To report on the Israeli-Palestinian conflict is to invite criticism and controversy. In what is arguably the most well-covered story in the world (perhaps before the rise of Trump), any mistake is amplified, with both sides often accusing media outlets and journalists of bias. Yet The New York Times recently took this journalistic truth to another level with a severely unforced error. In a wholly unrelated profile on Facebook’s Campbell Brown, the Grey Lady was forced to issue a long correction due to a throwaway line touting “Palestinians Pay $400 million Pensions For Terrorist Families” as an example of “far-right conspiracy programming” peddled on the social network.
In fact, as the Times subsequently clarified, “Palestinian officials have acknowledged providing payments to the families of Palestinians killed while carrying out attacks on Israelis or convicted of terrorist acts and imprisoned in Israel; that is not a conspiracy theory.”
Such payments, in truth, have risen to the top of the policy agenda in Washington over the past year. The omnibus spending package passed in March by Congress included a bill called the Taylor Force Act, which cuts U.S. aid to the Palestinian Authority (PA) until the practice of paying imprisoned terrorists and the families of dead terrorists is ended. (Taylor Force was a U.S. army veteran who was killed in a Palestinian attack in Israel in 2016.) The Israeli government, as well, has long called for such a measure and has debated passing a comparable bill in the Knesset. As President Donald Trump said on his visit to the West Bank last May, “Peace can never take root in an environment where violence is tolerated, funded, and even rewarded.”
And yet, while certainly not a “conspiracy theory,” the headline wafting on Facebook doesn’t quite do justice to the complexity of this Palestinian practice or the real-world implications of ending it.
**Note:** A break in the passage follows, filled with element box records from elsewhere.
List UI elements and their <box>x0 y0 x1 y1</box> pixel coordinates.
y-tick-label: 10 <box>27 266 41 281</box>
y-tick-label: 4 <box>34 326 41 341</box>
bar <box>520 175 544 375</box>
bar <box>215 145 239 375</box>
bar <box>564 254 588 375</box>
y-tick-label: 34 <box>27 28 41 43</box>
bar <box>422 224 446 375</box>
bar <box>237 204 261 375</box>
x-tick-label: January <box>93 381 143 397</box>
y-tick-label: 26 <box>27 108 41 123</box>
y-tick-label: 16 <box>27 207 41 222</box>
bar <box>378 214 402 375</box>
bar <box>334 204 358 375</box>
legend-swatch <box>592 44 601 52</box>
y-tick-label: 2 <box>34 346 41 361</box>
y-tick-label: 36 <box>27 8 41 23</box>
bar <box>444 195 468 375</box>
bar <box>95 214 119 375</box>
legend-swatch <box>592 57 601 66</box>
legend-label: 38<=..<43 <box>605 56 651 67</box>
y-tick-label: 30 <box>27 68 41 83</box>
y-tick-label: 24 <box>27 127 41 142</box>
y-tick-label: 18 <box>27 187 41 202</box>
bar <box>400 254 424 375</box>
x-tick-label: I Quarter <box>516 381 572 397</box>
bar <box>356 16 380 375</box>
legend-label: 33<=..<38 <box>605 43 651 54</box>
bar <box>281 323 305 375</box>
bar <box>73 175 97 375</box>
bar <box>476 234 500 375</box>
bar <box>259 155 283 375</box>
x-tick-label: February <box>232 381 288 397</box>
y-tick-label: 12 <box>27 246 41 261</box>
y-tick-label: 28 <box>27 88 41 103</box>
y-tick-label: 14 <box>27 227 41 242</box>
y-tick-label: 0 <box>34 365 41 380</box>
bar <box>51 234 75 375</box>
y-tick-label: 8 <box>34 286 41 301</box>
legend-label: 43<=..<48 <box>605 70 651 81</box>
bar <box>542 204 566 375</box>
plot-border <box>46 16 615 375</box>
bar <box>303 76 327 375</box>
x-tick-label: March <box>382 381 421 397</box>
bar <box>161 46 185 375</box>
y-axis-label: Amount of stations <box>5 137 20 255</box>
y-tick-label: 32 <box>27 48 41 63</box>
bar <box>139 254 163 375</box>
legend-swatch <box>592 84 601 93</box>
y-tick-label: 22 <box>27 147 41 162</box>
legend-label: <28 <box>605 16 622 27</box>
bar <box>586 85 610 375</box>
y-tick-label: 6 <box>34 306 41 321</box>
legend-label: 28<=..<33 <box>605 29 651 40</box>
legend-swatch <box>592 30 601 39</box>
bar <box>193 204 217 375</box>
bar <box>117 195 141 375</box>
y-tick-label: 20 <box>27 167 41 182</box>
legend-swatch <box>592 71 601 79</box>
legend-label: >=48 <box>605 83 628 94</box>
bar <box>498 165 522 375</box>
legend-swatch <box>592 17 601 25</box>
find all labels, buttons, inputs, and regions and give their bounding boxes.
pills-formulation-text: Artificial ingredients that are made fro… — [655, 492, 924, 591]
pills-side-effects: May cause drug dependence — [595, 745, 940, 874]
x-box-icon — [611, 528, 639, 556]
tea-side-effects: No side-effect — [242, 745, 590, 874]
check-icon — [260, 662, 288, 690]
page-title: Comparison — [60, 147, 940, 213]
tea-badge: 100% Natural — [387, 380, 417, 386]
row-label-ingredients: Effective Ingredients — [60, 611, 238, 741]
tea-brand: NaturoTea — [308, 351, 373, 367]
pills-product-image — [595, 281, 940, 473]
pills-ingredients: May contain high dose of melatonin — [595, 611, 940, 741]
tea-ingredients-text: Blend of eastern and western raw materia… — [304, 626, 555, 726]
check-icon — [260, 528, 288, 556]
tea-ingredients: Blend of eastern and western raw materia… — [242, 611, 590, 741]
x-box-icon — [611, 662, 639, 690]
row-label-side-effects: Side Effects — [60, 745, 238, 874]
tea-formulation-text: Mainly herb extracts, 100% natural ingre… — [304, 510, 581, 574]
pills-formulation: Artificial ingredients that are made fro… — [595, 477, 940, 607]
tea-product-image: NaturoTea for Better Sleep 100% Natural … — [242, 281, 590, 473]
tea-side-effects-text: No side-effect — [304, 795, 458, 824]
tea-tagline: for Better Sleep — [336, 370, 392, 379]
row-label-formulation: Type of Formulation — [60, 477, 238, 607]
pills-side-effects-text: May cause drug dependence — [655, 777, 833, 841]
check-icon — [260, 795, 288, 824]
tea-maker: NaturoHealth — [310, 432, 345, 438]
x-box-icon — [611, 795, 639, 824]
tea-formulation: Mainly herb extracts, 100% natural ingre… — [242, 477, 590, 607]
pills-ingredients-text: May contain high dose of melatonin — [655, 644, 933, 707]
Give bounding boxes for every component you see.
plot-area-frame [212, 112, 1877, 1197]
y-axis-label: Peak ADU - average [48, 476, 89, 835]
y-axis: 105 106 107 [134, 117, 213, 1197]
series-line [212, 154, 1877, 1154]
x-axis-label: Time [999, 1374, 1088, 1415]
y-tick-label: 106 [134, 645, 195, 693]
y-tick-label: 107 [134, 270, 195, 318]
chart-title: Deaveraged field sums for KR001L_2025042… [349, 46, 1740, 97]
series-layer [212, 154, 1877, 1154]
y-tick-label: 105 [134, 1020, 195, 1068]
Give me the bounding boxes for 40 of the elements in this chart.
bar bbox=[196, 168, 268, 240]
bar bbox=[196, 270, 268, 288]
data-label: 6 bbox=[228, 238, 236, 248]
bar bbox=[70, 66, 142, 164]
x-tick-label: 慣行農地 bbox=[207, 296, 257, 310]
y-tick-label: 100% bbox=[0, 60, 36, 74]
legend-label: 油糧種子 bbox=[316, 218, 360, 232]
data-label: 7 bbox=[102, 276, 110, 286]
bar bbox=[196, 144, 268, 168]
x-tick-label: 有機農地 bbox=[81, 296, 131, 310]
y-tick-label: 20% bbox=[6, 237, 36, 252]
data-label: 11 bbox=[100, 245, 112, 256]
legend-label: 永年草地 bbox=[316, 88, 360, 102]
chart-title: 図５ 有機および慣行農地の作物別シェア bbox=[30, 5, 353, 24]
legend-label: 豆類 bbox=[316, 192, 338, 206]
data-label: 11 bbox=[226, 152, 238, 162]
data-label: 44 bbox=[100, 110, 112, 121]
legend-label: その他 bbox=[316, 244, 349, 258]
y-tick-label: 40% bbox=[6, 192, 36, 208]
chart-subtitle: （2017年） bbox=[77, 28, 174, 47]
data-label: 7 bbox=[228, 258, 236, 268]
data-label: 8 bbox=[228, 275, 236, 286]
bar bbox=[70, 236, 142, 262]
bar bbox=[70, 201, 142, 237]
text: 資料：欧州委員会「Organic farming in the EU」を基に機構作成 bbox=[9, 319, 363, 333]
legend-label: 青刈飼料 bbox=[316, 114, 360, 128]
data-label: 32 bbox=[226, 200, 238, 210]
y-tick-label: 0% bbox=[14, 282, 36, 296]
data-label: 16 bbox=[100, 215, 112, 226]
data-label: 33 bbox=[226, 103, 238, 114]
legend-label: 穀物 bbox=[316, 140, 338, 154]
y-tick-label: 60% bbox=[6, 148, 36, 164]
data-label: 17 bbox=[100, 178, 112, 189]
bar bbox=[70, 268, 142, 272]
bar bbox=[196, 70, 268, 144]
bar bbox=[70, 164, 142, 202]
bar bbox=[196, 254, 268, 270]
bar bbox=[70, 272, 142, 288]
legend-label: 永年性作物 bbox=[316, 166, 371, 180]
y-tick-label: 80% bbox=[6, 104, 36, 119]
First, it isn’t solely terrorists and their families who receive official Palestinian financial support. Rather, many other Palestinians imprisoned in Israeli jails for lesser offenses—including what some in the world might consider civil disobedience or political activism—are entitled to the stipend. Second, the families of Palestinians killed by Israeli security forces also receive assistance: some of these, to be sure, were terrorists “neutralized” (in Israeli security parlance) either before or after an attack, but also those injured or killed in error. Finally, the dollar amount cited in most press accounts and by Israeli Prime Minister Benjamin Netanyahu—around $350 million per year, 10 percent of the annual PA budget—is likely inflated, as The Washington Post’s Glenn Kessler recently explained in painstaking detail.
Definitional arguments regarding “terrorists” (for Israelis) and “martyrs” (for Palestinians) aside, the bigger challenge when discussing this Palestinian practice is that there’s truth to both sides’ claims about its wider impact. Israelis maintain that for some Palestinian attackers, these payments act as an incentive: They enable embarking on a terror attack with the safe knowledge that the attackers’ families will be taken care of after the fact, in Palestinian terms quite well (“pay to slay,” as it’s called by some).
Palestinians, not surprisingly, tend to emphasize the social and familial perspective, and less the fact that unabashed terrorists sit in jail drawing official salaries. “One out of every three Palestinian males has spent time in Israeli prison. Is any rational human being going to claim that … one-third of Palestinians are terrorists?,” Palestinian President Mahmoud Abbas asked last year through a proxy at the Herzliya Conference, an annual policy gathering in Israel. “Payments to support families are a social responsibility to look after innocent people impacted by the incarceration or killing of loved ones as a result of the military occupation.”
Perhaps most important, this Palestinian practice has to be understood as a longtime policy dating back to the Palestine Liberation Organization’s guerrilla battles with Israel in the 1960s. The PA has simply continued the practice, the termination of which would be, as one Palestinian official put it, “nothing short of political suicide” for Abbas.
In private conversations, Palestinian officials are adamant they won’t stop the payments—recent congressional legislation and Trump administration demands notwithstanding. The irony, too, is that these stipends come out of the very same coffers that pay for the PA’s security forces, who work in tandem with their Israeli counterparts to stop such attacks from happening in the first place.
In a more positive Israeli-Palestinian political context, one could envision a Palestinian move to differentiate between payments to “heavy” security prisoners with blood on their hands, as Israel calls them, and the genuine political prisoners, orphans, and the like that Abbas speaks of. Yet this is far from a positive moment in this longest-running, and most controversial, of conflicts.